[Paper] Enhancing Authorship Attribution with Synthetic Paintings

Published: 1 day ago (March 4, 2026 at 01:00 PM EST)

4 min read

Source: arXiv

Source: arXiv - 2603.04343v1

Overview

The paper investigates whether synthetic paintings generated with modern text‑to‑image diffusion models can fill the data gap that has long hampered AI‑driven authorship attribution. By fine‑tuning Stable Diffusion via DreamBooth on a handful of real works, the authors create realistic “fake” paintings and blend them with the original dataset. The resulting hybrid training set boosts the accuracy of classifiers that try to guess who painted a given artwork—an advance that could make AI‑based art authentication more reliable in real‑world, data‑scarce scenarios.

Key Contributions

Synthetic data pipeline: Demonstrates how DreamBooth‑fine‑tuned Stable Diffusion can produce high‑fidelity paintings that preserve the stylistic nuances of a target artist.
Hybrid training strategy: Introduces a straightforward recipe for mixing real and synthetic images to improve downstream classification performance.
Empirical validation: Shows consistent gains in ROC‑AUC and overall accuracy across multiple artist‑pair experiments, confirming that synthetic samples act as effective regularizers.
Open‑source reproducibility: Provides code, model checkpoints, and a curated dataset split, enabling other researchers and developers to replicate and extend the work.

Methodology

Data collection: The authors start with a modest corpus of digitized paintings (≈ 200–300 per artist) from public museum archives.
DreamBooth fine‑tuning: For each artist, a Stable Diffusion model is fine‑tuned on the artist’s real works plus a few textual prompts that capture the artist’s name and style.
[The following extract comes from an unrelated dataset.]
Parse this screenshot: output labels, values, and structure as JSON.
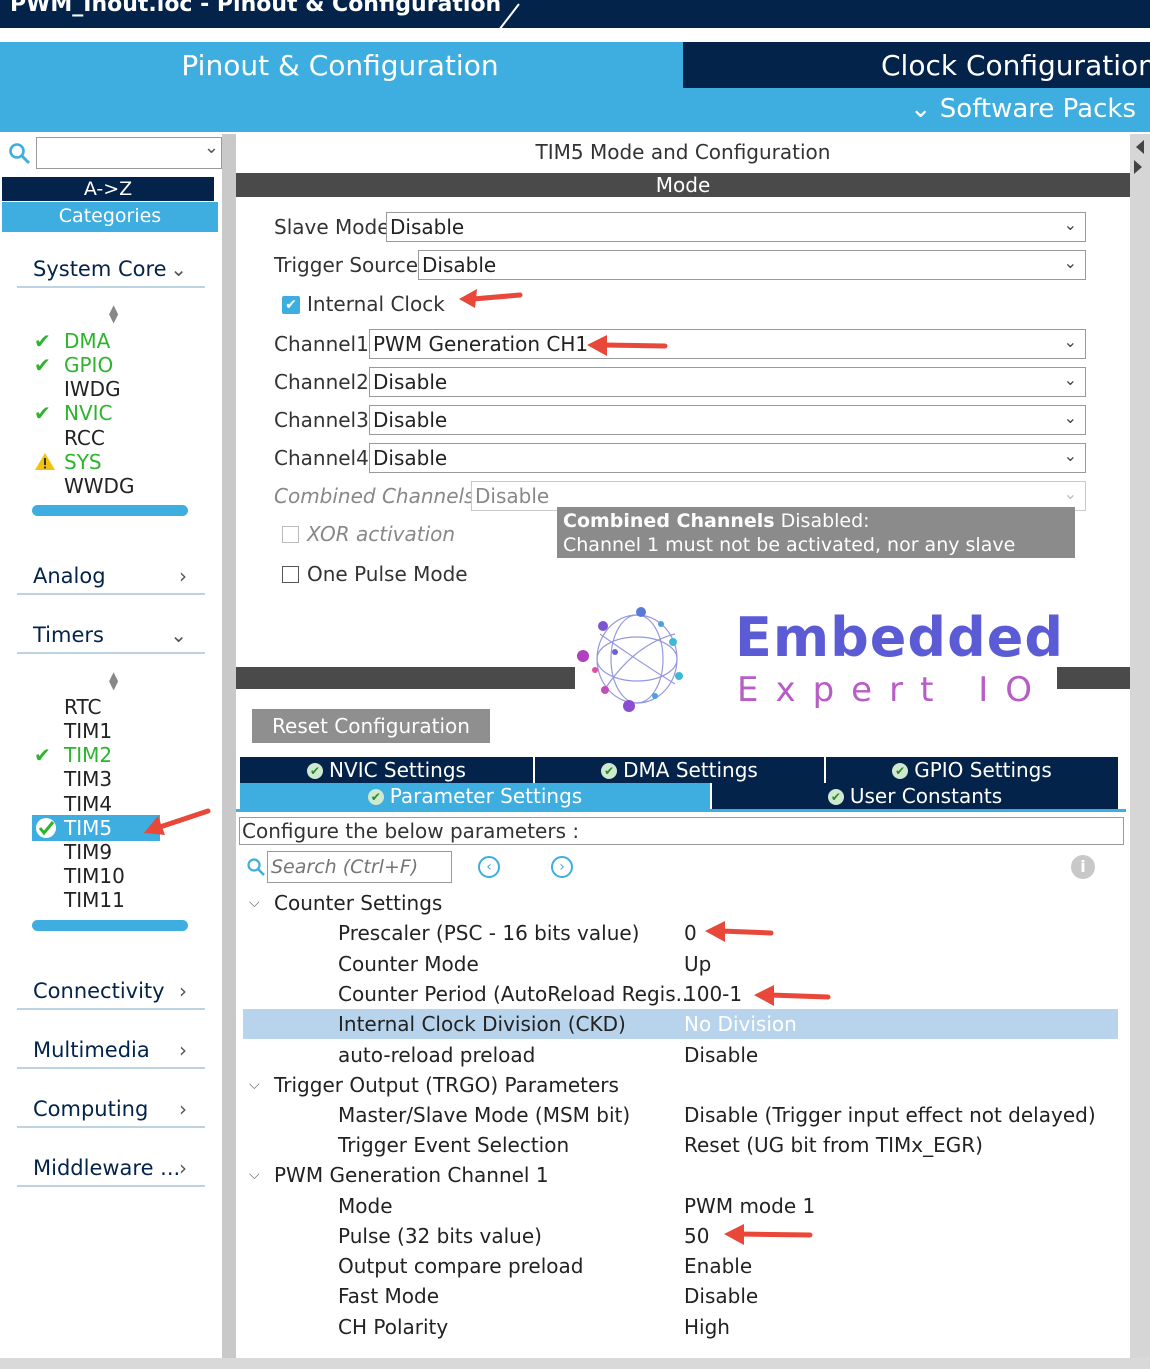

This yields a personalized generator capable of producing new images that “look like” the artist.
Synthetic image generation: The fine‑tuned model generates 1–2 k synthetic paintings per artist, using diverse prompts to encourage variation while staying within the learned style distribution.
Hybrid dataset assembly: Real and synthetic images are combined in several ratios (e.g., 1:1, 1:2) to form training sets; a held‑out real‑only test set remains untouched for evaluation.
Classification model: A standard ResNet‑50 backbone (pre‑trained on ImageNet) is fine‑tuned on the hybrid sets to predict the artist label.
Evaluation metrics: ROC‑AUC, top‑1 accuracy, and confusion matrices are reported to assess both discriminative power and generalization.
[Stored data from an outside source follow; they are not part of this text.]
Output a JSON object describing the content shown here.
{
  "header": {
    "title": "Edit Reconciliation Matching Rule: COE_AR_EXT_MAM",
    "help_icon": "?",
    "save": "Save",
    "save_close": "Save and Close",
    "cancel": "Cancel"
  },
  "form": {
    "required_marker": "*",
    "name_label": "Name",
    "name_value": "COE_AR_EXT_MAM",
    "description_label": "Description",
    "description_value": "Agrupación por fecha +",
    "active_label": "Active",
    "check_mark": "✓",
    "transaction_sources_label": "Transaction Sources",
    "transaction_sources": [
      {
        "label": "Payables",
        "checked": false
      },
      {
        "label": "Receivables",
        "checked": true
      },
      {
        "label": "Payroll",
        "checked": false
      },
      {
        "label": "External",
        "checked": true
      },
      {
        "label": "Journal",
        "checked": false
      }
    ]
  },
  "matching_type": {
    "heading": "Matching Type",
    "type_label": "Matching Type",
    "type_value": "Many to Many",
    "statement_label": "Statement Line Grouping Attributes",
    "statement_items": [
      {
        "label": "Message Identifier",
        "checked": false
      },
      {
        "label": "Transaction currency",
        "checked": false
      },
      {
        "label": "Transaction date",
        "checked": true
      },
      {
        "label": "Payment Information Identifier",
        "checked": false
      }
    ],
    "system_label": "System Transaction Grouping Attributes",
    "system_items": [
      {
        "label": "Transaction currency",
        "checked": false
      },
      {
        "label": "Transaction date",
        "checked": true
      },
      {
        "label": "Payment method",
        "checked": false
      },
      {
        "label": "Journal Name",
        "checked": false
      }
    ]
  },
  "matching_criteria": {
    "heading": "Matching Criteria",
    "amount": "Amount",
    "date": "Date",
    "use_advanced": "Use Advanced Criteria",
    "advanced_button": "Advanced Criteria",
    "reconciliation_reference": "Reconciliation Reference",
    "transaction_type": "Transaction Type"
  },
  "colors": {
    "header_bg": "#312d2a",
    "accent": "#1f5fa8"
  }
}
The pipeline is deliberately simple—no exotic architectures or adversarial training—so developers can plug it into existing computer‑vision workflows with minimal friction.

Results & Findings

Training set	ROC‑AUC	Top‑1 Accuracy
Real only	0.78	71 %
Real + Synthetic (1:1)	0.86	78 %
Real + Synthetic (1:2)	0.84	76 %

Adding synthetic paintings consistently lifts ROC‑AUC by ~8–9 percentage points.
The best performance appears when synthetic data roughly matches the amount of real data (1:1 ratio), suggesting diminishing returns beyond that point.
Error analysis shows that the classifier becomes less prone to over‑fitting on idiosyncratic brush‑stroke artifacts present only in the limited real set.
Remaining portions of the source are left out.